IGF-II ameliorates the dystrophic phenotype and coordinately down-regulates programmed cell death.

Abstract

Duchenne muscular dystrophy (DMD) is a fatal and crippling disease of skeletal muscle which displays increased fibre turnover and elevated levels of programmed cell death (PCD) in muscle stem cells. Previously we showed that this cell death is inhibited by the growth factor IGF-II. To determine the functional significance of PCD to the dystrophic phenotype, we used a transgene to over-express IGF-II in the mdx mouse. We found that ectopic expression of IGF-II inhibited the elevated PCD observed in skeletal muscles in the absence of functional dystrophin and significantly ameliorates the early gross histopathological changes in skeletal muscles characteristic of the dystrophic phenotype.
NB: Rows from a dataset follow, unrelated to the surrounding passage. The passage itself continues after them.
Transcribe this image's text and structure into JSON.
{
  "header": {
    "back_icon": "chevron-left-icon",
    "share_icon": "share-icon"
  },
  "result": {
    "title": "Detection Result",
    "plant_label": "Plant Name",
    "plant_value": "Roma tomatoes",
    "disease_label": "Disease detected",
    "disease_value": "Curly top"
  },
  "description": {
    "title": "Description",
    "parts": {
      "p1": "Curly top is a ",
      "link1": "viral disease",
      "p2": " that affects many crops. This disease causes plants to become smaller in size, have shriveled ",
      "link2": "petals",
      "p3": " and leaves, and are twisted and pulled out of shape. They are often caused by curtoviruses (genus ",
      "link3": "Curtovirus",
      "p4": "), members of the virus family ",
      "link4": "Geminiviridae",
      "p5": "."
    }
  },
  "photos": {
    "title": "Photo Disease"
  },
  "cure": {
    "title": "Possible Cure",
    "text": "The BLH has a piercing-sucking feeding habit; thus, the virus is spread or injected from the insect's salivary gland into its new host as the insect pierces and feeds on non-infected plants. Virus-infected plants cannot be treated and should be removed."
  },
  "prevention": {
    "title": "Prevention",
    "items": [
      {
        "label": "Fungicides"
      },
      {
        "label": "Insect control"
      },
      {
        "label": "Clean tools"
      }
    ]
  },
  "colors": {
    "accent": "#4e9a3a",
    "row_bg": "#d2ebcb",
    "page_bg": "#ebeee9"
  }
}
Replacement of the dystrophin gene abolished abnormal skeletal muscle cell PCD levels in vivo in a dose-dependent manner and in dystrophic SMS cell lines cultured in vitro. Thus elevation of stem cell PCD in dystrophic skeletal muscle is a direct consequence of the loss of functional dystrophin. Together these data demonstrate that elevated skeletal muscle cell PCD is a critical component of dystrophic pathology and is inversely correlated with both dystrophin gene dosage and with muscle fibre pathology. Targeting PCD in dystrophic muscles reduces both PCD and the classical features of dystrophic pathology in the mdx mouse suggesting that IGF-II is a strong candidate for therapeutic intervention in the dystrophinopathies.